The Wallace Case and other related cases (Dec. 2, 2019)

Source: El Universal
Author: Ricardo Raphael
December 2, 2019 (Original publication in Spanish on Nov. 6, 2019)
Translation: Jorge B.

 

Gualberto Ramírez: the Government Agent Who Invented Kidnappings

Forgery of documents, evidence fabrication, theft, conspiracy, torture and cruel and inhuman treatment: Gualberto Ramírez Gutiérrez, who for nine years was in charge of the Anti-Kidnapping Unit of the Attorney General’s Office (PGR), recently transformed into the Prosecutor’s Office, has been denounced for all these crimes.

The arrest warrant issued a few days ago against this former official is relevant evidence when taking a look at some of the most controversial cases in which Ramírez Gutiérrez was involved during the past decade.

For instance, the Vallarta-Cassez, Wallace, Martí or Ayotzinapa cases have also been singled out for being the result of fabricated evidence, testimonies obtained through torture, as well as conspiracies between criminals and authorities.

These are only a few among thousands of files that passed through Gualberto Ramírez’s desk. These are among the most remarkable, but obviously not the only ones on which he acted under a presumed similar pattern.

In this context, it makes sense to understand why, upon the arrival of Alejandro Gertz Manero as Attorney General, the official was dismissed with little warning, and his files were confiscated.

 A charge against him was a first complaint made by Ana Patricia Moller Vuilleumier , a woman who was charged with fabricated evidence for criminal acts that she did not commit.

According to the complaint made, the intimate partner of this victim paid a lawyer to have her prosecuted for participating in a fictitious criminal gang. That lawyer, in turn, would have obtained the services of Gualberto Ramírez and public officers under him so that the false accusation would continue its course.

If this hypothesis were proven to be true, the PGR’s Anti-Kidnapping Unit —during the governments of Felipe Calderón and Enrique Peña Nieto— would have provided, among other services, the fabrication of organized crime offenders.

The cases mentioned above, such as the Wallace-Cassez-Martí triad would concur with their own evidence to showcase the modus operandi of that unit, a vital component in the fight against criminal impunity.

In the Wallace case, for instance, a drop of blood from the alleged victim—Hugo Alberto León Miranda—was falsified to put six innocent people behind bars.
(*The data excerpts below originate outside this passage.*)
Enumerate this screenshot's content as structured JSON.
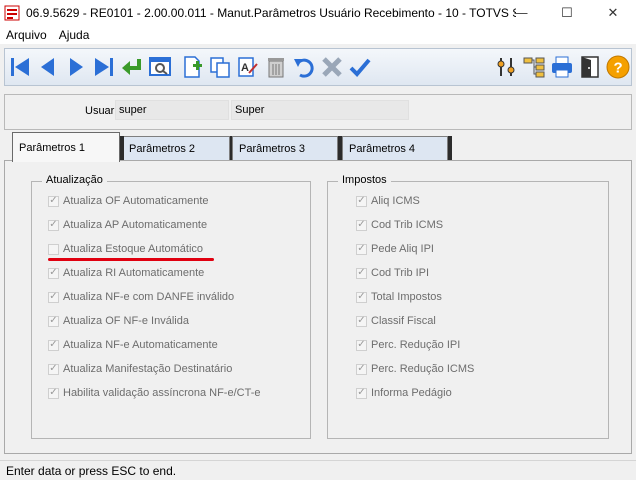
{
  "window": {
    "title": "06.9.5629 - RE0101 - 2.00.00.011 - Manut.Parâmetros Usuário Recebimento - 10 - TOTVS S...",
    "minimize": "—",
    "maximize": "☐",
    "close": "✕"
  },
  "menu": {
    "items": [
      "Arquivo",
      "Ajuda"
    ]
  },
  "toolbar": {
    "buttons": [
      "first-record",
      "previous-record",
      "next-record",
      "last-record",
      "go-to",
      "search",
      "new",
      "copy",
      "edit",
      "delete",
      "undo",
      "cancel",
      "save",
      "change-order",
      "related-programs",
      "print",
      "exit",
      "help"
    ]
  },
  "header": {
    "user_label": "Usuar:",
    "user_code": "super",
    "user_name": "Super"
  },
  "tabs": [
    "Parâmetros 1",
    "Parâmetros 2",
    "Parâmetros 3",
    "Parâmetros 4"
  ],
  "active_tab": 0,
  "atualizacao": {
    "title": "Atualização",
    "items": [
      {
        "label": "Atualiza OF Automaticamente",
        "checked": true
      },
      {
        "label": "Atualiza AP Automaticamente",
        "checked": true
      },
      {
        "label": "Atualiza Estoque Automático",
        "checked": false
      },
      {
        "label": "Atualiza RI Automaticamente",
        "checked": true
      },
      {
        "label": "Atualiza NF-e com DANFE inválido",
        "checked": true
      },
      {
        "label": "Atualiza OF NF-e Inválida",
        "checked": true
      },
      {
        "label": "Atualiza NF-e Automaticamente",
        "checked": true
      },
      {
        "label": "Atualiza Manifestação Destinatário",
        "checked": true
      },
      {
        "label": "Habilita validação assíncrona NF-e/CT-e",
        "checked": true
      }
    ]
  },
  "impostos": {
    "title": "Impostos",
    "items": [
      {
        "label": "Aliq ICMS",
        "checked": true
      },
      {
        "label": "Cod Trib ICMS",
        "checked": true
      },
      {
        "label": "Pede Aliq IPI",
        "checked": true
      },
      {
        "label": "Cod Trib IPI",
        "checked": true
      },
      {
        "label": "Total Impostos",
        "checked": true
      },
      {
        "label": "Classif Fiscal",
        "checked": true
      },
      {
        "label": "Perc. Redução IPI",
        "checked": true
      },
      {
        "label": "Perc. Redução ICMS",
        "checked": true
      },
      {
        "label": "Informa Pedágio",
        "checked": true
      }
    ]
  },
  "highlight": {
    "color": "#e00010"
  },
  "status": {
    "text": "Enter data or press ESC to end."
  }
}
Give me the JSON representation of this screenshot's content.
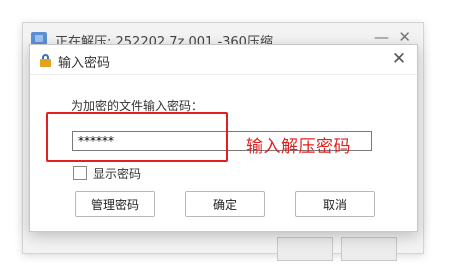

In the Cassez affair, which destroyed the life of a French citizen and the entire Vallarta family, the famous band of the Zodiac would have been created.

And, in the Martí case, more than forty people, whose responsibility has not been fully clarified, allegedly, would have invented two integrated gangs.

For a judge to have granted a stay order on the arrest warrant against Gualberto Ramírez Gutiérrez does not imply, in any way, that the investigations against him will stop.

In fact, it is worth asking whether in the above cases those were who were his superiors at the PGR would not have been complicit in crimes similar to those which Ramírez Gutiérrez was charged with.

The same questions should be asked about a long list of public officials, who were let go by the Attorney General’s Office, but who quickly made themselves comfortable working for the governments of the City of Mexico and the state of Mexico under the Fourth Transformation program.

In fact, the school to which Gualberto Ramírez belongs still has its best students protected by the payroll of the public prosecutors’ offices that operate in the Valley of Mexico.